In Hamlet, characters rarely say what is on their minds. In Act I scene ii, for example, Hamlet is forced to hide behind double entrendres and asides; he cannot openly tell the King and the Queen what he thinks of their “o’erhasty marriage.” Similarly, because Claudius murdered the Prince’s father, it is difficult to imagine that he really has Hamlet’s interests at heart; yet, his address to the court might lead those in attendance to think he is actually concerned about his nephew’s melancholy.
- If you remember, Act III scene i contains Hamlet’s famous “To be or not to be” soliloquy, and a rather troubling confrontation between Hamlet and Ophelia. Today, I’d like you to read the remaining lines with your group; in these lines, Claudius will tell Polonius of a plan he has devised to deal with Hamlet.
- The problem, unfortunately, is that Claudius isn’t telling Polonius the whole truth. Thus, I want you to write a paragraph from Claudius’ perspective, explaining your real motivations for your decision. Of course, this will require you to speculate; after all, you haven’t read the rest of the play. Still, the following points might help you:
- Do you agree with Polonius’ assertion that Hamlet is mad with love?

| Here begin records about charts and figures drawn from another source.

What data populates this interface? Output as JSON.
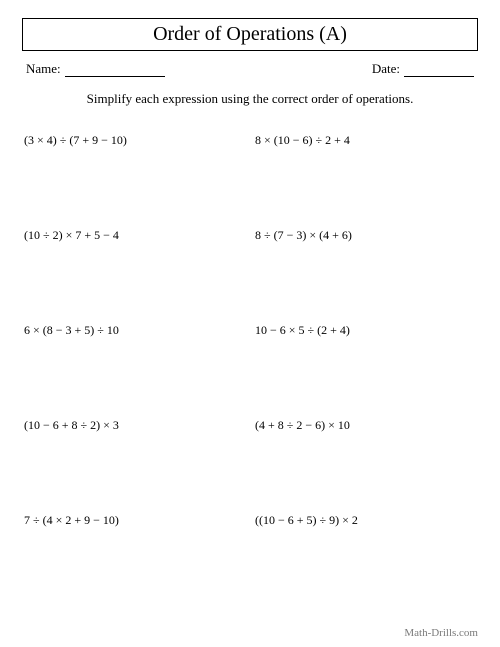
{
  "title": "Order of Operations (A)",
  "name_label": "Name:",
  "date_label": "Date:",
  "instructions": "Simplify each expression using the correct order of operations.",
  "problems": [
    "(3 × 4) ÷ (7 + 9 − 10)",
    "8 × (10 − 6) ÷ 2 + 4",
    "(10 ÷ 2) × 7 + 5 − 4",
    "8 ÷ (7 − 3) × (4 + 6)",
    "6 × (8 − 3 + 5) ÷ 10",
    "10 − 6 × 5 ÷ (2 + 4)",
    "(10 − 6 + 8 ÷ 2) × 3",
    "(4 + 8 ÷ 2 − 6) × 10",
    "7 ÷ (4 × 2 + 9 − 10)",
    "((10 − 6 + 5) ÷ 9) × 2"
  ],
  "footer": "Math-Drills.com"
}
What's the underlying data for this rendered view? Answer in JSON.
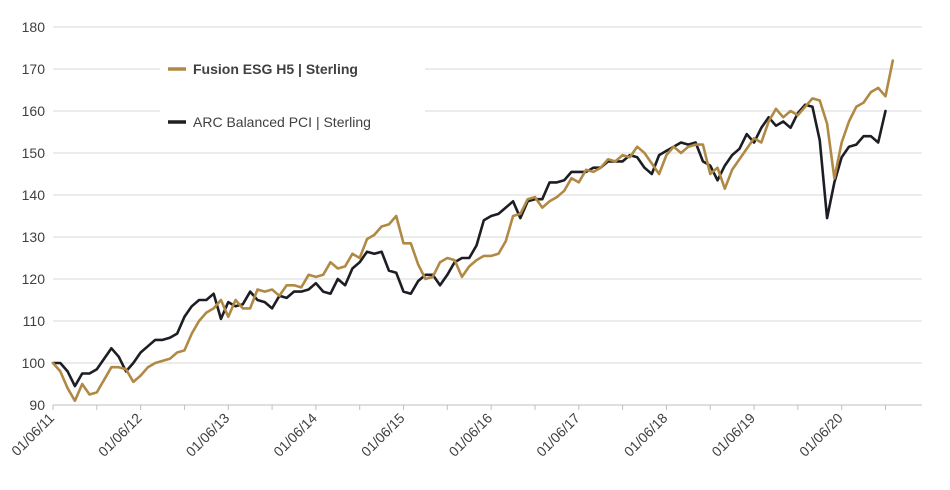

- What reasons do you have for being wary of Hamlet?
- Given what you did to Hamlet’s father, how might you deal with a problem like a mad prince?
It might help you to think about the film Invention of Lying. In this film, no one is capable of telling fibs; the characters can only tell the truth, regardless of its impact on others. What might Claudius say if he were incapable of lying?